Caminó a lo largo del pasillo, consciente de que, probablemente, todos los huéspedes que tenían previsto abandonar sus habitaciones lo habrían hecho ya. Sin embargo, aunque el reloj se encaminaba ya hacia las doce y diez, decidió intentarlo una última vez con una habitación elegida al azar, probablemente la última del pasillo. Le echó una ojeada al listado de las habitaciones y descubrió que la que estaba más cercana al fin del pasillo era la 349.

Cada planta estaba formada por cincuenta habitaciones, veinticinco por pasillo, con lo que tendría que llegar al final para comprobar si sus huéspedes la habían abandonado ya o aún seguían en ella. Tenía al menos una docena de habitaciones más cerca, pero por alguna extraña razón decidió ir hasta el final del pasillo, a esa habitación, la más lúgubre.

Aligeró el paso sin conseguir quitarse de encima la desagradable sensación de estar metiéndose en la boca del lobo. Cuando por fin vio el número 349 resaltando en negro sobre la placa dorada de la puerta, dejó escapar un suspiro.

–Bueno, acabemos con esto –susurró, y se dispuso a golpear con los nudillos en el blanco inmaculado de la puerta, cuando de repente, alguien tropezó con él.

–Disculpe, señor –le dijo en voz baja la camarera del piso que, sin querer, había trastabillado en el suelo enmoquetado y había golpeado ligeramente su espalda. La chica siguió su camino hacia la tranquilizadora luz de la zona de ascensores.

«Huyendo de las tinieblas», fue la expresión que se le pasó por la cabeza a Jaime.

La había podido ver durante un fugaz instante, pero había sido suficiente para apreciar su exótica belleza.

No cabía duda de que era sudamericana, por su acento y por la tonalidad deliciosamente tostada de su piel, y probablemente brasileña por la cadencia musical de su voz al pedirle disculpas.

En ese momento entendió por qué Raulito hizo tanto hincapié en lo esculturales que eran algunas de las camareras de piso. Probablemente se refería a aquella chica.

–Un momento…, pero ¿de dónde…? –dijo en voz alta.

La belleza de la chica había conseguido que pasara por alto un detalle muy importante.

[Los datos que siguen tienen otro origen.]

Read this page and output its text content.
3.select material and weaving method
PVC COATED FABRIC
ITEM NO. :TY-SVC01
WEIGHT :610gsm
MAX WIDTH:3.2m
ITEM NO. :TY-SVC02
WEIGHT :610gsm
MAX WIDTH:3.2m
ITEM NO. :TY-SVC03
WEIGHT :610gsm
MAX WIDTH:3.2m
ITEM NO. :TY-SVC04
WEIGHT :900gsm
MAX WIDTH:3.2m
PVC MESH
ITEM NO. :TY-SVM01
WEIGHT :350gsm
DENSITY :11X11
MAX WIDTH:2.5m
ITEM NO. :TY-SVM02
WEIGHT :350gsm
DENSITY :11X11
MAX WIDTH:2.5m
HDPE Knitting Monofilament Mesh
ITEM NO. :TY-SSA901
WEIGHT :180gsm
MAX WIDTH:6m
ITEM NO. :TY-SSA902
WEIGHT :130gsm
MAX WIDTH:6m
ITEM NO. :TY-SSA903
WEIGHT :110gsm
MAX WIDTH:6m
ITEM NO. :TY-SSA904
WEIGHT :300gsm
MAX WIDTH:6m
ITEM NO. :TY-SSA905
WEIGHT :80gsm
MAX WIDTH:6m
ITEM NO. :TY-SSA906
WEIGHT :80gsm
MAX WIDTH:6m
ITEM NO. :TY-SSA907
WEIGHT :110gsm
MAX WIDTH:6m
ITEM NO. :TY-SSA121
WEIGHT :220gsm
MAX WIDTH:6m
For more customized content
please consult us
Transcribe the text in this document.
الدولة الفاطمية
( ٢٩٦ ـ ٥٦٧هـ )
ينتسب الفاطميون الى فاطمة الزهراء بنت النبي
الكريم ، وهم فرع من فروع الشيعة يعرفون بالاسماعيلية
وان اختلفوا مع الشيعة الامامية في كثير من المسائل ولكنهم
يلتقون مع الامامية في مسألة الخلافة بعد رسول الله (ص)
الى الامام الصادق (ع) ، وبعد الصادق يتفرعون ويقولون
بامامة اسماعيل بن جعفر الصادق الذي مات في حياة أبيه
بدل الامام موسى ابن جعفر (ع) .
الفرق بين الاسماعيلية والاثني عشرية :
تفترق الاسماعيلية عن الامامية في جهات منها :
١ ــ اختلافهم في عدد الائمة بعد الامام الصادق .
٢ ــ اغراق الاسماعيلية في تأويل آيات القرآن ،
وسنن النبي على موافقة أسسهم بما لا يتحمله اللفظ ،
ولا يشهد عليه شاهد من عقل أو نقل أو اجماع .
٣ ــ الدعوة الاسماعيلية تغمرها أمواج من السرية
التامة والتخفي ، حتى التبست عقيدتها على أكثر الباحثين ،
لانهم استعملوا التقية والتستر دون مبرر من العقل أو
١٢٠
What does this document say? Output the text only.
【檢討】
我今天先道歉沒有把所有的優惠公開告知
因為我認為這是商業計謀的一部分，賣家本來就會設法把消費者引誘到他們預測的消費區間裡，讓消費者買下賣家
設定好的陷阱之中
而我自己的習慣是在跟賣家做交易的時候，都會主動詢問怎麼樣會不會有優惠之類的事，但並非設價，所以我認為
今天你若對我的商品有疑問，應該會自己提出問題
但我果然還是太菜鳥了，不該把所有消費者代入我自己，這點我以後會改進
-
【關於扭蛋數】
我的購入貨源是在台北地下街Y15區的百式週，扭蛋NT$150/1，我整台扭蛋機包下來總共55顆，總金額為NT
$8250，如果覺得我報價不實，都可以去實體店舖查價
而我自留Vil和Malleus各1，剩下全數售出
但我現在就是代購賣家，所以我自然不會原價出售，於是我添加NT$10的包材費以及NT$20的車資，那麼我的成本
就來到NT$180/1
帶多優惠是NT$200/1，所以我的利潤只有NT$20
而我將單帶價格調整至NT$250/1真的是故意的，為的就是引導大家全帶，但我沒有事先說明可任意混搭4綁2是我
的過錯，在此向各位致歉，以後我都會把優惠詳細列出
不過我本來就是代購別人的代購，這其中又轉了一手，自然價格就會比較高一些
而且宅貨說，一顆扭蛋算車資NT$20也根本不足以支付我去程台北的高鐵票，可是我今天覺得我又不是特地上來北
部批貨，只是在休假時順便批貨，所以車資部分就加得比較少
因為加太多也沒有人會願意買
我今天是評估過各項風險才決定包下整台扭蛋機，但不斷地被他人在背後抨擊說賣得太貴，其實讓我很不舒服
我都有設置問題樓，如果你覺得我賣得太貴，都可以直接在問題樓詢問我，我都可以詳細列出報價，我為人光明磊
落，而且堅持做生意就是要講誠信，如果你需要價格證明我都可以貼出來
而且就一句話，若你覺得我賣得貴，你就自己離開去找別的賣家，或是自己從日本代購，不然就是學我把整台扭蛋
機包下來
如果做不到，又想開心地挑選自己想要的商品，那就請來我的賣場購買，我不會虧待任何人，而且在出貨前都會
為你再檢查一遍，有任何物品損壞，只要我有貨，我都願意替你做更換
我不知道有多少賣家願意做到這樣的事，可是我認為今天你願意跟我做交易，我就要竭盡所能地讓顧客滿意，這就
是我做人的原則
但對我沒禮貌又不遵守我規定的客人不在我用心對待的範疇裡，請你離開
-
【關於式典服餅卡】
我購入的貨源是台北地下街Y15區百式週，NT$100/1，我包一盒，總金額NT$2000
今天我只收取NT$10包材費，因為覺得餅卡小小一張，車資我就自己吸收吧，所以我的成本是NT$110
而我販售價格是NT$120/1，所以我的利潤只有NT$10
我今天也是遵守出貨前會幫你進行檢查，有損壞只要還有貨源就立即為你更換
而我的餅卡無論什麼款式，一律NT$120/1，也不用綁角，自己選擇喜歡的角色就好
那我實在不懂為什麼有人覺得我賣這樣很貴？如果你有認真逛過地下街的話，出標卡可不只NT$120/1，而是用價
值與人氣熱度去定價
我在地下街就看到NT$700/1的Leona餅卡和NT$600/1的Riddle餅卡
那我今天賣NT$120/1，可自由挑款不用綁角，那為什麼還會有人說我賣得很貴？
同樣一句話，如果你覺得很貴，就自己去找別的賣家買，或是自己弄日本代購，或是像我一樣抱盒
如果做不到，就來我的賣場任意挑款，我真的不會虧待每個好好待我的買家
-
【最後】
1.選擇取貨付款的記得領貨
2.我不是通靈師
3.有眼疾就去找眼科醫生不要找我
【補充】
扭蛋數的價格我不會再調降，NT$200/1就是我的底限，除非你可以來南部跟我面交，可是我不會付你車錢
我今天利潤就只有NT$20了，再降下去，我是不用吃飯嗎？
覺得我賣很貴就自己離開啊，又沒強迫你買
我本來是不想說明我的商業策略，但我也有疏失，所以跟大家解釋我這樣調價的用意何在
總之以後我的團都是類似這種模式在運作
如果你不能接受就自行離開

La habitación 349 era la última del pasillo (de hecho Jaime podía tocar la pared del fondo simplemente extendiendo un poco su brazo izquierdo) y la 350, la última, quedaba a su espalda, en la otra pared del pasillo, pero la distribución estaba hecha de manera que las puertas de las habitaciones no quedaban enfrentadas, sino situadas de forma alterna. De ese modo, cada puerta tenía enfrente un gran espejo.

Dicho de otro modo, la habitación 350 quedaba a su espalda, un par de metros más alejada del final del pasillo, en dirección a la zona de ascensores.

Así que a su espalda sólo debía haber un espejo… y por lo tanto… ¿de dónde demonios había salido la chica que acababa de tropezar con él?

Giró sobre sus talones y miró a su espalda esperando ver su imagen reflejada en el espejo, pero lo que vio le heló la sangre.

El pasillo describía un ángulo de noventa grados y continuaba unos metros hacia dentro, con lo que era totalmente invisible desde la zona de ascensores.

Al final de ese nuevo tramo de pasillo, totalmente oscuro, vio brillar la placa con el número 352. Rogó a Dios que ésa no fuera la habitación de Gloria.